Why is this mapping surjective? It is mentioned in wikipedia that every single orthogonal $3 \times 3$ rational matrix is of the form
$$\dfrac{1}{m^2+n^2+p^2+q^2}\begin{pmatrix} m^2+n^2-p^2-q^2 & 2np-2mq & 2mp+2nq \\ 2mq+2np & m^2-n^2+p^2-q^2 & 2pq-2mn \\ 2nq-2mp & 2mn+2pq & m^2-n^2-p^2+q^2\end{pmatrix}$$
For $m,n,p,q \in \mathbb Q$. This statement refers to J. Cremona, Letter to the Editor, Amer. Math. Monthly 94. However in that letter it's only proved for real matrices with $m,n,p,q \in \mathbb R$. But it is stated (and left as exercise) that if we consider any subfield $\mathbb F \subset \mathbb R$ then all orthogonal matrices with elements from this subfield will be of the same form, i.e. same mapping from $\mathbb F^4 \to SO(3,\mathbb F)$ is also surjective. How to prove it?
 A: This is an extended comment. (The answer is contained in the comment of Will Jagy:
indeed it is a very simple argument that every rational orthogonal matrix is obtained from a rational quaternion).
The paper of J. Cremona referred in the question gives an incorrect formula for the recovery of the quaternion. The correct formula in Cremona's notation is
$$\cos(\theta/2)+(b\mathbf{i}+c\mathbf{j}+d\mathbf{k})\sin(\theta/2),$$
where $(b,c,d)$ is the unit vector in the direction of the axis of rotation,
and $\theta$ is the angle of rotation. It is far from evident from this formula
that all rational rotations matrices arise from rational quaternions.
But the simple direct argument of Pall does not use this inversion formula.
The fact that all rotation matrices with rational entries can be parametrized by the formula in question
was discovered by Euler, Problema algebraicum ad affectiones prorsus singulares memorabile, Novi Commentarii Avcad. Sci. Imp.

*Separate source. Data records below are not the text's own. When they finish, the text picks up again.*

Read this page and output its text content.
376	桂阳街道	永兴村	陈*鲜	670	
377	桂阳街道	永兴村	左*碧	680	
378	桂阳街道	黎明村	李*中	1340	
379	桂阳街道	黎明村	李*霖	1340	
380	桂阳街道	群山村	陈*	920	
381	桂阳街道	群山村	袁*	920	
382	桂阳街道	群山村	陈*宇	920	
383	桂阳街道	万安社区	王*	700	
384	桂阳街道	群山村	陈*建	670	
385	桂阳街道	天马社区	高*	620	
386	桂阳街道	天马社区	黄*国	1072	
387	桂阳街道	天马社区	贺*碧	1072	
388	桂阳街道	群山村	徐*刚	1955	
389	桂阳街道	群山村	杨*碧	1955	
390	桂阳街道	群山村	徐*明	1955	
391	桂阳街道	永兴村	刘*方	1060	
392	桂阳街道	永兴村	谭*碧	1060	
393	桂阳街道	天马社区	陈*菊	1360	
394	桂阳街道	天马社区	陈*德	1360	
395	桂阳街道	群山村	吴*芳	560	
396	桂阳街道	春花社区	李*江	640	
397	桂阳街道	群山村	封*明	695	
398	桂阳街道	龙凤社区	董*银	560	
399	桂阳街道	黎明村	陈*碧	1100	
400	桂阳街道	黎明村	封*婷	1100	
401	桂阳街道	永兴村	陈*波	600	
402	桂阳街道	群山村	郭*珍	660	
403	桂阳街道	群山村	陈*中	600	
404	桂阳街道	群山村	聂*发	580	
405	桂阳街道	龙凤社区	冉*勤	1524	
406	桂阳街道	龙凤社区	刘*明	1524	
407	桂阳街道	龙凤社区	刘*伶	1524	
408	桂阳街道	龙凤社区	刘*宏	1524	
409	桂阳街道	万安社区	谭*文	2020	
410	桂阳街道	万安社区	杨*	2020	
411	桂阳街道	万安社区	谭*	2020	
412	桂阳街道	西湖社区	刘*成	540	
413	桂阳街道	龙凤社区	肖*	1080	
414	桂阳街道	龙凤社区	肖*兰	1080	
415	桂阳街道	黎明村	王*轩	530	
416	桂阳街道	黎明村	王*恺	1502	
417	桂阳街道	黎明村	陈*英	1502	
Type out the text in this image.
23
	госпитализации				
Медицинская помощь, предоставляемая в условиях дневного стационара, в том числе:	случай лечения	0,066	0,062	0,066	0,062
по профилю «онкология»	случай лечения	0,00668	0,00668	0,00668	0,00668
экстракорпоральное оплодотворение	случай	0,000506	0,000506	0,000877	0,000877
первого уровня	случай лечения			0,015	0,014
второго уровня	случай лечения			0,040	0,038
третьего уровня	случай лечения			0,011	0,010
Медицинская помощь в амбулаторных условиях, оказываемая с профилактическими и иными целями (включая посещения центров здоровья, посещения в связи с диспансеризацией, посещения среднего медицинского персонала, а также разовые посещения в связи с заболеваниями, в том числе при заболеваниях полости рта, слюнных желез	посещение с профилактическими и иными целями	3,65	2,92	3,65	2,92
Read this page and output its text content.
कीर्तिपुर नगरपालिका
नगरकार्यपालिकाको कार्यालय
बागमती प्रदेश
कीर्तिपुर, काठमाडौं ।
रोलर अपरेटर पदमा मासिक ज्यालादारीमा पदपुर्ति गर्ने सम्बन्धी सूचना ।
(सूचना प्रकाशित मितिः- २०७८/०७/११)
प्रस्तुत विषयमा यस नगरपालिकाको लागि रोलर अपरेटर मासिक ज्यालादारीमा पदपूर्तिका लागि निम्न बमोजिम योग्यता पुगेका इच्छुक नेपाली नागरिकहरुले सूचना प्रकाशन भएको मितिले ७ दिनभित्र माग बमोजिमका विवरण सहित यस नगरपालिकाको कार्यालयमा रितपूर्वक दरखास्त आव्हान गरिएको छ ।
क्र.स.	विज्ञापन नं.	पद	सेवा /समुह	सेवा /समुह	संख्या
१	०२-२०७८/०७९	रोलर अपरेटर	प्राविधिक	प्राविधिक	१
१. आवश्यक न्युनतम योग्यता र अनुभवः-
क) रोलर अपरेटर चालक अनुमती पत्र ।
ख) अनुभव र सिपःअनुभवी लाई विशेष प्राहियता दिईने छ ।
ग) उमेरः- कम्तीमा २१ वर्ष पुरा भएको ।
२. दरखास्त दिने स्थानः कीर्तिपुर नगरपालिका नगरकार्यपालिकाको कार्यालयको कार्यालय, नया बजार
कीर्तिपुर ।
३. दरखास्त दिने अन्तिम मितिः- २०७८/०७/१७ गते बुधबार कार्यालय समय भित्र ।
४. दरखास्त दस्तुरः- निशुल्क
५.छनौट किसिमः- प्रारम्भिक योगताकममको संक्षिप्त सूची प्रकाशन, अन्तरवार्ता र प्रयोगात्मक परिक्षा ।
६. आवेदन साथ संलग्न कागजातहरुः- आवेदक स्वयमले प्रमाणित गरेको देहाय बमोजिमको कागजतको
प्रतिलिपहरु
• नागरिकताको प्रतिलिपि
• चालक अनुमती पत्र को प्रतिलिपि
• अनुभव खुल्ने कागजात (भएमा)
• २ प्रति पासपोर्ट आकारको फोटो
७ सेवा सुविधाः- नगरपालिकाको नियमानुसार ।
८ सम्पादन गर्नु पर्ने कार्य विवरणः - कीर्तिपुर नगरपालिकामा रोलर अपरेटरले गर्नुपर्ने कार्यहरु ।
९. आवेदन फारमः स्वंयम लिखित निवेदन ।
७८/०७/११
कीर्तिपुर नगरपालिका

Petropolitanae, XV, 75-106 (Opera omnia, ser. 1, vol. 6, 287-315).
He also did the similar parametrization of rational $4\times 4$ rotations matrices.
All this was 72 years before the discovery of quaternions!
Let me cite Euler in English translation: 

"This solution deserves full attention, as I arrived at it not using a definite method but rather by making guesses... If somebody can find a direct way to
  this solution, then it will have to be admitted that he made an outstanding contribution to analysis."

According to Khrushchev (Orthogonal polynomials and continued fractions, Cambridge UP, 2008), the first proof is due to D. Grave (1937).
In the book of Vilenkin Special functions and the theory of group representations, one can find a generalization to arbitrary dimension.